In contrast to the risk of alternative antibiotics, it is reasonable to suspect that use of cefazolin is safe in patients allergic to penicillin, except possibly in patients with severe delayed reactions (e.g., Stevens–Johnson syndrome). Retrospective reviews have shown no cross reactivity in patients allergic to penicillin.4,5 The University of Washington (Seattle, Washington) safely uses cefazolin for patients allergic to penicillin, except those with a history of anaphylaxis or Stephens–Johnson syndrome.6 In February 2016, New Brunswick Provincial Health Authorities Anti-Infective Stewardship Committee7 (Fredricton, New Brunswick, Canada) recommended using cefazolin in patients allergic to penicillin, including those with anaphylaxis—although an exception is made for those with a documented severe non-Immunoglobulin E–mediated hypersensitivity reactions (i.e., Stevens-Johnson syndrome/toxic epidermal necrolysis, Drug Reaction with Eosinophilia and Systemic Symptoms, hemolytic anemia, serum sickness, or interstitial nephritis). Additional jurisdictions have adopted similar strategies: University Health Network in Toronto8 (Toronto, Ontario, Canada), Alberta Health Services9 (Edmonton, Alberta, Canada), and Vancouver General Hospital (Vancouver, British Columbia, Canada) as of February 2018.

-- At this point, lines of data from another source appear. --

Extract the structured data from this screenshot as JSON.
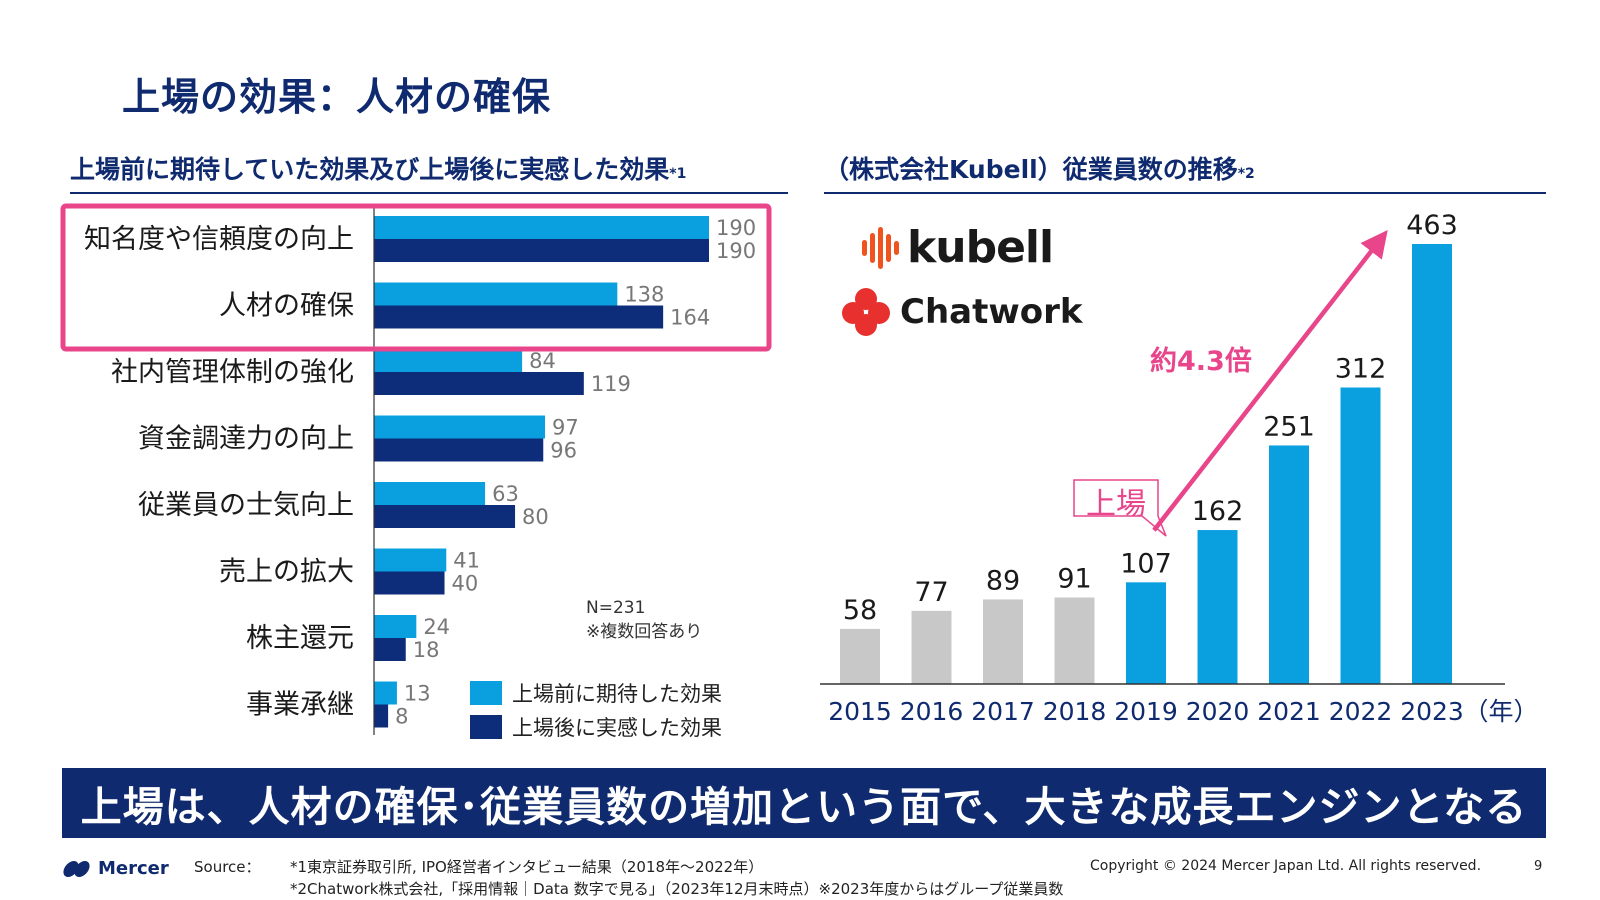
{
  "title": "上場の効果：人材の確保",
  "left": {
    "header": "上場前に期待していた効果及び上場後に実感した効果",
    "header_note": "*1",
    "note_lines": [
      "N=231",
      "※複数回答あり"
    ],
    "highlight_color": "#e8458b"
  },
  "right": {
    "header": "（株式会社Kubell）従業員数の推移",
    "header_note": "*2",
    "kubell_logo": "kubell",
    "chatwork_logo": "Chatwork",
    "callout_label": "上場",
    "growth_label": "約4.3倍",
    "axis_unit": "（年）"
  },
  "banner": "上場は、人材の確保･従業員数の増加という面で、大きな成長エンジンとなる",
  "footer": {
    "logo": "Mercer",
    "source_label": "Source：",
    "sources": [
      "*1東京証券取引所, IPO経営者インタビュー結果（2018年～2022年）",
      "*2Chatwork株式会社,「採用情報｜Data 数字で見る」（2023年12月末時点）※2023年度からはグループ従業員数"
    ],
    "copyright": "Copyright © 2024 Mercer Japan Ltd. All rights reserved.",
    "page_number": "9"
  },
  "colors": {
    "navy": "#0f2a6e",
    "light_blue": "#0aa0e0",
    "dark_blue": "#0d2d7a",
    "bar_blue": "#0aa0e0",
    "bar_gray": "#c8c8c8",
    "pink": "#e8458b",
    "kubell_orange": "#f0541e"
  },
  "chart_data": [
    {
      "type": "bar",
      "orientation": "horizontal",
      "categories": [
        "知名度や信頼度の向上",
        "人材の確保",
        "社内管理体制の強化",
        "資金調達力の向上",
        "従業員の士気向上",
        "売上の拡大",
        "株主還元",
        "事業承継"
      ],
      "series": [
        {
          "name": "上場前に期待した効果",
          "values": [
            190,
            138,
            84,
            97,
            63,
            41,
            24,
            13
          ],
          "color": "#0aa0e0"
        },
        {
          "name": "上場後に実感した効果",
          "values": [
            190,
            164,
            119,
            96,
            80,
            40,
            18,
            8
          ],
          "color": "#0d2d7a"
        }
      ],
      "xlim": [
        0,
        190
      ],
      "highlighted_categories": [
        "知名度や信頼度の向上",
        "人材の確保"
      ],
      "legend": "bottom-right"
    },
    {
      "type": "bar",
      "categories": [
        "2015",
        "2016",
        "2017",
        "2018",
        "2019",
        "2020",
        "2021",
        "2022",
        "2023"
      ],
      "values": [
        58,
        77,
        89,
        91,
        107,
        162,
        251,
        312,
        463
      ],
      "ylim": [
        0,
        463
      ],
      "colors_by_category": [
        "#c8c8c8",
        "#c8c8c8",
        "#c8c8c8",
        "#c8c8c8",
        "#0aa0e0",
        "#0aa0e0",
        "#0aa0e0",
        "#0aa0e0",
        "#0aa0e0"
      ],
      "annotations": [
        {
          "text": "上場",
          "category": "2019"
        },
        {
          "text": "約4.3倍",
          "from": "2019",
          "to": "2023"
        }
      ]
    }
  ]
}
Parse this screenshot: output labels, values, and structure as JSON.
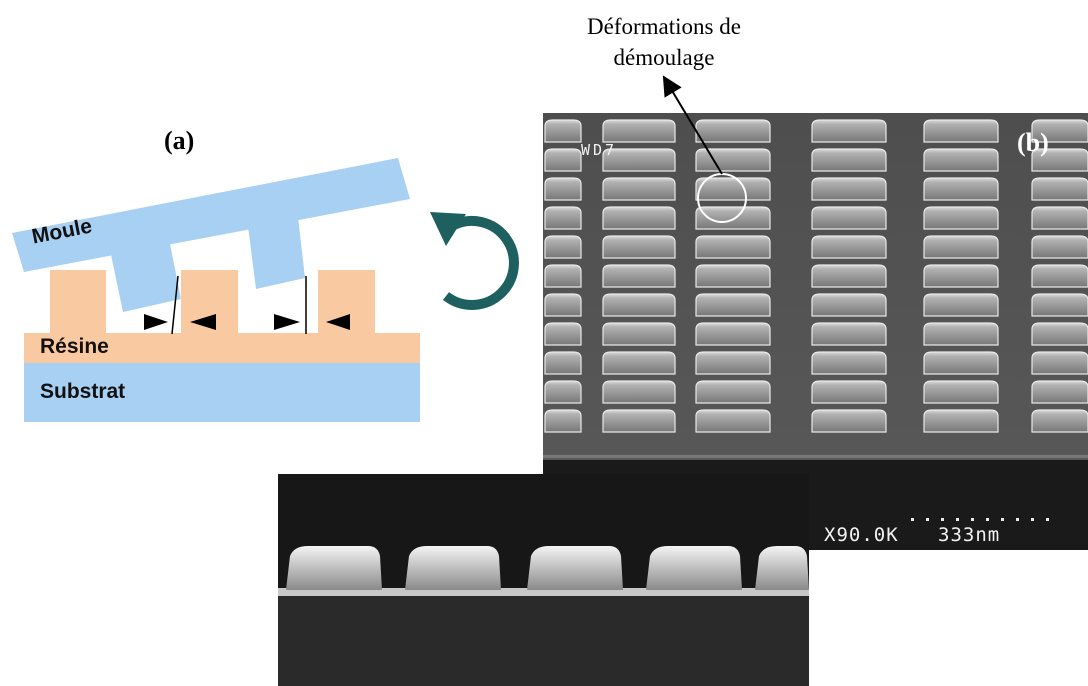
{
  "annotation": {
    "line1": "Déformations de",
    "line2": "démoulage"
  },
  "panel_a": {
    "label": "(a)",
    "mold_label": "Moule",
    "resin_label": "Résine",
    "substrate_label": "Substrat",
    "colors": {
      "mold": "#a8d0f2",
      "resin": "#f9c9a2",
      "substrate": "#a8d0f2",
      "rotation_arrow": "#1e5f5f"
    }
  },
  "panel_b": {
    "label": "(b)",
    "working_distance": "WD7",
    "magnification": "X90.0K",
    "scale_bar": "333nm"
  }
}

At Vancouver General Hospital, we believe that the avoidance of cefazolin in patients allergic to penicillin causes more complications than it prevents. Given the downsides of alternatives and the increasing evidence that cefazolin is safe in most patients allergic to penicillin, we disagree with the recommendations published by Hermanides et al.1 Instead, we would have preferred to see a stronger recommendation to encourage use of cefazolin in patients with a suspected penicillin allergy.
The authors declare no competing interests.